Database Design

Warning

Final MongoDB Supported Version: 0.7.0

0.7.0 is the last major release which support MongoDB. Fractal is moving towards a PostgreSQL database to make upgrades more stable and because it is more suited to the nature of QCArchive Data. The upgrade path from MongoDB to PostgreSQL will be provided by the Fractal developers in the next release. Due to the complex nature of the upgrade, the PostgreSQL upgrade will through scripts which will be provided. After the PostgreSQL upgrade, there will be built-in utilities to upgrade the Database.

QCArchive stores all its data and computations in a database in the backend of QCFractal. The DB is designed with extensibility in mind, allowing flexibility and easy accommodation of future features. The current backend of the DB storage is build on top of a non-relational DB, MongoDB, but it can be easily implemented in a Relational DB like MySQL or Postgres. In addition, Object Relational Mapping (ORM) is used to add some structure and ensure validation on the MongoDB which does not have any by definition. The ORM used is the most popular general MongoDB Python ORM, Mongoengine.

The main idea behind QCArchive DB design is to be able to store and retrieve wide range of Quantum Chemistry computations using different programs and variety of configurations. The DB also stores information about jobs submitted to request computations, and all their related data, along with registered users and computational managers.

QCArchive DB is organized into a set of tables (or documents), each of which are detailed below.

1) Molecule

The molecule table stores molecules used in any computation in the system. The molecule structure is based on the standard QCSchema. It stores entries like geometry, masses, and fragment charges. Please refer to the QCSchema for a complete description of all the possible fields.

2) Keyword

Keywords are a store of key-value pairs that are configuration for some QC program. It is flexible and there is no restriction on what configuration can be stored here. This table referenced by the Result table.

3) Result

This table stores the actual computation results along with the attributes used to calculate it. Each entry is a single unit of computation. The following are the unique set of keys (or indices) that define a result:

  • driver - The type of calculation being evaluated (i.e. energy, gradient, hessian, properties)
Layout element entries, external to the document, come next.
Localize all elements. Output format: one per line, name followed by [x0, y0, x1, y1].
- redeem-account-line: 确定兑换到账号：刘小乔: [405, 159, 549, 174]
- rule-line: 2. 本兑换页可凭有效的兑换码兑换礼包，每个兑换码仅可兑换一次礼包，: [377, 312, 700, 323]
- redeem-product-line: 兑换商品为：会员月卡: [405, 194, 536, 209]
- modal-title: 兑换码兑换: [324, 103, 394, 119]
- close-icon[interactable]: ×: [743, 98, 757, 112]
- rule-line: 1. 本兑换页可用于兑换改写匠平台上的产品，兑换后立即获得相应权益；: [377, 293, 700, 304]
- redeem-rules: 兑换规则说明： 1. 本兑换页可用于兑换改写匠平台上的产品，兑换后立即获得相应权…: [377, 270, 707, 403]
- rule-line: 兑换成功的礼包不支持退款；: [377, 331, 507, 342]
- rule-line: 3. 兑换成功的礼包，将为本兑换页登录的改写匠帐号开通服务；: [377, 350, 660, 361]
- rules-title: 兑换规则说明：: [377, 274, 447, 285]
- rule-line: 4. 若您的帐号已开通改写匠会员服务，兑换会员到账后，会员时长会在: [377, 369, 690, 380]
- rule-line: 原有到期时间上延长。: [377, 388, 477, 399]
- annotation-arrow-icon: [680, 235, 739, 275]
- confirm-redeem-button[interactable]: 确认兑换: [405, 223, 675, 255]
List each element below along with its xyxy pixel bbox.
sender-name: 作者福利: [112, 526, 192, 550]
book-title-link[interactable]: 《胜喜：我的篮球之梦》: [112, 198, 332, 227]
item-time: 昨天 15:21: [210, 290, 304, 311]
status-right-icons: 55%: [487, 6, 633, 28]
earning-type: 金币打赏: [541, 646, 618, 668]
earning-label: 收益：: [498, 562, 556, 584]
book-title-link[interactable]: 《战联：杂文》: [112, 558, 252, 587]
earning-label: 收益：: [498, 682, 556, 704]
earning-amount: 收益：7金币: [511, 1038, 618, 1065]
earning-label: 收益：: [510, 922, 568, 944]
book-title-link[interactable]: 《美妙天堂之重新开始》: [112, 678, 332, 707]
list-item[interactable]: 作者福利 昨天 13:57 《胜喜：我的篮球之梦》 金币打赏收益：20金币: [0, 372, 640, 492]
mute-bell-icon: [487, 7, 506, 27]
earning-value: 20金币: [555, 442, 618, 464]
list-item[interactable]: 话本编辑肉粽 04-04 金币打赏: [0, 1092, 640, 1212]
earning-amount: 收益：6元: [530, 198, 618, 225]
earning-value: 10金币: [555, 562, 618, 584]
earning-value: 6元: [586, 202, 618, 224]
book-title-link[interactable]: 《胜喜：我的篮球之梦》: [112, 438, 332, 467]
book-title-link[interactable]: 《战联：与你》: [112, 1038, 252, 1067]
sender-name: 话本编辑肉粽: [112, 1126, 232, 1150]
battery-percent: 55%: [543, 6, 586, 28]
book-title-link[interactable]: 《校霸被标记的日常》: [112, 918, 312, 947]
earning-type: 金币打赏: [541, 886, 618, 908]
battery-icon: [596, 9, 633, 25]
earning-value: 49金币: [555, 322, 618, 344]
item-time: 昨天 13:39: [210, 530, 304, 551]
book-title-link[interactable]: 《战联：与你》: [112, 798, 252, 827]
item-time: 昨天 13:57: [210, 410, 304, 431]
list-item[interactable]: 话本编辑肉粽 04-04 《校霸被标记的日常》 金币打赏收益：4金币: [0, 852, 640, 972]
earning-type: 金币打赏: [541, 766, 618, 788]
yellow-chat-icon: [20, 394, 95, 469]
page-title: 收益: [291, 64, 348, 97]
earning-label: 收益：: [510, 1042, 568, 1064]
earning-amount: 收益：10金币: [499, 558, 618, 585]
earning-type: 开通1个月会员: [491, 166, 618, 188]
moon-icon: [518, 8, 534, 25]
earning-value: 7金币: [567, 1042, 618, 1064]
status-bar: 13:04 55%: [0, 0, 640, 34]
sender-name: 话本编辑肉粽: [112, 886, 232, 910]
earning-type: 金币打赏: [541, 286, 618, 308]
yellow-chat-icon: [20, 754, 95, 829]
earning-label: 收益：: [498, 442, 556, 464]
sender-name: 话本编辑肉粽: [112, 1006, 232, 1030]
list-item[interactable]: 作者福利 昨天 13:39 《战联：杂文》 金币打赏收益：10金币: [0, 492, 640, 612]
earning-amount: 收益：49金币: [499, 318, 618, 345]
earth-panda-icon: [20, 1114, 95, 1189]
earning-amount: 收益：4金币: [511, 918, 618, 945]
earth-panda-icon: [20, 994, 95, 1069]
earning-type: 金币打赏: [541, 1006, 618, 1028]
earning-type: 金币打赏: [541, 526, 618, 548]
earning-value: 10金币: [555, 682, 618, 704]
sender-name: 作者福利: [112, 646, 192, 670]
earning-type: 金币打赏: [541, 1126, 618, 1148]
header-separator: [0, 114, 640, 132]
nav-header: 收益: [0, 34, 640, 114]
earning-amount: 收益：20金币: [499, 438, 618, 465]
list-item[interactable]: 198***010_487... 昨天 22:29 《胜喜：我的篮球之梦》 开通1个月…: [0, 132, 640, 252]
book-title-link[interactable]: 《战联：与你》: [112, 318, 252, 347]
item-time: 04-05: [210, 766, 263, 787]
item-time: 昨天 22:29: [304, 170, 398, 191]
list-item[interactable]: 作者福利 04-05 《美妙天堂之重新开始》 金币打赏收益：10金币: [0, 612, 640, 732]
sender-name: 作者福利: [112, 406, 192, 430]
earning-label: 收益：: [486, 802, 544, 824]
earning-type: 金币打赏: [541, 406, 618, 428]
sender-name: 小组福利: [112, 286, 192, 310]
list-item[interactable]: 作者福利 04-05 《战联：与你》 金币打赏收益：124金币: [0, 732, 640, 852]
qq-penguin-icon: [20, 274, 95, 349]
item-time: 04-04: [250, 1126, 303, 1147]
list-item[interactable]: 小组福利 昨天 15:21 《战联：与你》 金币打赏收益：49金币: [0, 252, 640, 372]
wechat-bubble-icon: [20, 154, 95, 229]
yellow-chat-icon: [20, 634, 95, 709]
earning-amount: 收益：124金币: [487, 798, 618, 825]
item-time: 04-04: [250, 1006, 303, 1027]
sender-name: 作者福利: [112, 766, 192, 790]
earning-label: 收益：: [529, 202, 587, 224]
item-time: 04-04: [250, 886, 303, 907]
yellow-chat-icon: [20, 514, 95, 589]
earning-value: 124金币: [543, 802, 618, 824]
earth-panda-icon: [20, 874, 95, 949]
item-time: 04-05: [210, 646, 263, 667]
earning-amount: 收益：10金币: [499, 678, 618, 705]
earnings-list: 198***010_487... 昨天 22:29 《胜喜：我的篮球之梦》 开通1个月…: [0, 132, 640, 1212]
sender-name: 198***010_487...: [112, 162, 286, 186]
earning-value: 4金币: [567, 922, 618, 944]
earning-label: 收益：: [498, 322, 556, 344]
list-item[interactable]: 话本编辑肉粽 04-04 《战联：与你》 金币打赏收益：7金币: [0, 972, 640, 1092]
  • program: such as gamess or psi4 (lower case)

  • molecule: the ID of the molecule in the Molecule table

  • method: the method used in the computation (b3lyp, mp2, ccsd(t))

  • keywords: the ID of the keywords in the Keywords table

  • basis: the name of the basis used in the computation (6-31g, cc-pvdz, def2-svp)

For more information see: Results.

4) Procedure

Procedures are also computational results but in a more complex fashion. They perform more aggregate computations like optimizations, torsion drive, and grid optimization. The DB can support new types of optimizations by inheriting from the the base procedure table. Each procedure usually reference several other results from the Results table, and possibly other procedures (self-reference).

5) Services

Services are more flexible workflows that eventually produce results to be stored in the Result and/or the Procedure tables when they are done. So, from the DB point of view, this is an intermediate table for on going iterative computations.

More about services in QCArchive can be found here: Services.

6) TaskQueue

This table is the main task queue of the system. Tasks are submitted to this table by QCFractal and wait for a manager to pull it for computation. Each task in the queue references a Result or a Procedure, meaning that it is corresponding to a specific Quantum computation. The table stores the status of the task (WAITING, RUNNING, COMPLETE, and ERROR) and also keeps track of the execution manager and the modification dates.

7) QueueManagers

Managers are the registered servers for computing tasks from the TaskQueue. This table keep information about the server such as the host, cluster, number of completed tasks, submissions, and failures.

The database only keeps track of what Tasks have been handed out to each Manager and maintains a heartbeat to ensure the Manager is still connected. More information about the configuration and execution of managers can be found here: Fractal Queue Managers.